В телеге, на сене, укрытый до шеи одеялом, лежал Роман Иванович Сокк и тихо стонал, прижимая рану в животе.
— Что случилось? — почернев, спросил Вострецов.
— Поднял батальон врукопашную и пошел впереди. Ну и вот…
Услышав негромкий разговор, Сокк открыл глаза, прохрипел, трудно шевеля губами:
— Коли не помру, — свидимся… А пока… прими мой полк. Прощай.

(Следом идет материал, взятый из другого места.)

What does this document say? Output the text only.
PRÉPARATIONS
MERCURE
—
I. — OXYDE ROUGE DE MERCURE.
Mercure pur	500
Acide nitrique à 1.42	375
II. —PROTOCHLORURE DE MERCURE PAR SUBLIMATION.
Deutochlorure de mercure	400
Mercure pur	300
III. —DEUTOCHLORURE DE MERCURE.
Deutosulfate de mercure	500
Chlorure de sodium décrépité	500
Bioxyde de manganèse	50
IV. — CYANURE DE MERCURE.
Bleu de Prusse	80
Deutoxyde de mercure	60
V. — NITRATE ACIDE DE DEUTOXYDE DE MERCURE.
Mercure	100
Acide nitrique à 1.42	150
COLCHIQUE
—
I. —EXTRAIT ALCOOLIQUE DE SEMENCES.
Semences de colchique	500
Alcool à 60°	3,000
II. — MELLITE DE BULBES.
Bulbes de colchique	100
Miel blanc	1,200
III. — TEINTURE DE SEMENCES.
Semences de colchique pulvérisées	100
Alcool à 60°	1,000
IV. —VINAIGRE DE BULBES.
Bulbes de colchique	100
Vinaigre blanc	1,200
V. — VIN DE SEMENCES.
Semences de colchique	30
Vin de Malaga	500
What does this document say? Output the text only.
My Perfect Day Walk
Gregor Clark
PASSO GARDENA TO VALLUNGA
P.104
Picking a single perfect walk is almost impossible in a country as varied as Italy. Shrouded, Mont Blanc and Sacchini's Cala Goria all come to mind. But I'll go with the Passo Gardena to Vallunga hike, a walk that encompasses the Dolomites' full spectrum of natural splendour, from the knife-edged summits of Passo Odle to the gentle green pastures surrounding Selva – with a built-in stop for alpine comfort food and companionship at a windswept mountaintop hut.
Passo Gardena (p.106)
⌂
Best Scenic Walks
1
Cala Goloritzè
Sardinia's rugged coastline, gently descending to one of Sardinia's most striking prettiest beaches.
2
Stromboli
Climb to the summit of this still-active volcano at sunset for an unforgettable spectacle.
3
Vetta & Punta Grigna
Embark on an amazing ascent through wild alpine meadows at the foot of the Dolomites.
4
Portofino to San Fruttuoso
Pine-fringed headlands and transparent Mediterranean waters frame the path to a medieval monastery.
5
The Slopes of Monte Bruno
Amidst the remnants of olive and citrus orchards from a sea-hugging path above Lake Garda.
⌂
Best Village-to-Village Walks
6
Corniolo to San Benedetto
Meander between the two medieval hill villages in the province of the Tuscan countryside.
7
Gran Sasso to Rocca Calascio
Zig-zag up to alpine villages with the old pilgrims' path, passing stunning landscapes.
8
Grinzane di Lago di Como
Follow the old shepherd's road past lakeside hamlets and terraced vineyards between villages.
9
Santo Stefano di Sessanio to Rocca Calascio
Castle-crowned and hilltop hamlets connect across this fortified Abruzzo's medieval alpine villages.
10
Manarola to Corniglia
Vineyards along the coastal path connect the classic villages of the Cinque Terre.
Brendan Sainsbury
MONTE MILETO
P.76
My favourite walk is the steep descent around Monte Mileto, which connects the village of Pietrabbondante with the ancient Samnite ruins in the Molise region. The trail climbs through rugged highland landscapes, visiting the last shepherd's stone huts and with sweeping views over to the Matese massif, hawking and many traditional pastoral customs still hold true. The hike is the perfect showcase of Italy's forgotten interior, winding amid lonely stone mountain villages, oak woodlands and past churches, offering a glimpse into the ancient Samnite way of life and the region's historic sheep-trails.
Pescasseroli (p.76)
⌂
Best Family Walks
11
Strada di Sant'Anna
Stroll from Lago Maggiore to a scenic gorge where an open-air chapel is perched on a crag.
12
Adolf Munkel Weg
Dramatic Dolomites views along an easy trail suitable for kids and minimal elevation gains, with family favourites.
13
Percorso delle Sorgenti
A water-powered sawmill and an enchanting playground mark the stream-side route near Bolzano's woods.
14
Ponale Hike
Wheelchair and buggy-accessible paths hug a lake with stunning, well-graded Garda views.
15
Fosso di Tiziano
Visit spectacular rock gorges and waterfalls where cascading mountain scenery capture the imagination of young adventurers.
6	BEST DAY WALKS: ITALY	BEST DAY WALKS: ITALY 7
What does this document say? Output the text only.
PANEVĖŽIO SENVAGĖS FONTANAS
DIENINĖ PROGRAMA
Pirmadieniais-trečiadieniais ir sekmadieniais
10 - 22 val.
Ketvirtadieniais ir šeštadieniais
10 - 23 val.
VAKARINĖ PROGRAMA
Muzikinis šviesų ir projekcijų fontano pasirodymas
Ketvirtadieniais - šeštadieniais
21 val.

Петров кивнул вознице, тот стегнул лошадь, и телега заскрипела по горбатой дороге. Однако тотчас остановилась, и комиссар крикнул Степану, что его зовет раненый.
Вострецов спрыгнул с коня и подошел к Сокку[6]. Роман Иванович сказал, не поднимая землистых век:
— Колчак выдохнется. Этот его бег на запад… последний. А мы встретимся, друг… На Урале либо в Сибири. Я все равно доживу, Вострецов!
ГЛАВА 3
В СТАРОМ ПУЛЬМАНЕ
Важенин искоса присматривался к безмолвному иконописному мальчишке, почти недвижно сидевшему в углу пульмана. У юнца были синие, холодные, как показалось моряку, глаза, тонкие, удивительно яркие губы, пряменький, может, чуть вздернутый носик. Застиранную до белизны гимнастерку перехватывал в талии солдатский ремень, потертый, как подошва, и такой же жесткий и бесцветный. Брючишки защитной окраски, порванные на коленях, были укрыты аккуратными латками, а возле карманов заштопаны с чисто женским умением.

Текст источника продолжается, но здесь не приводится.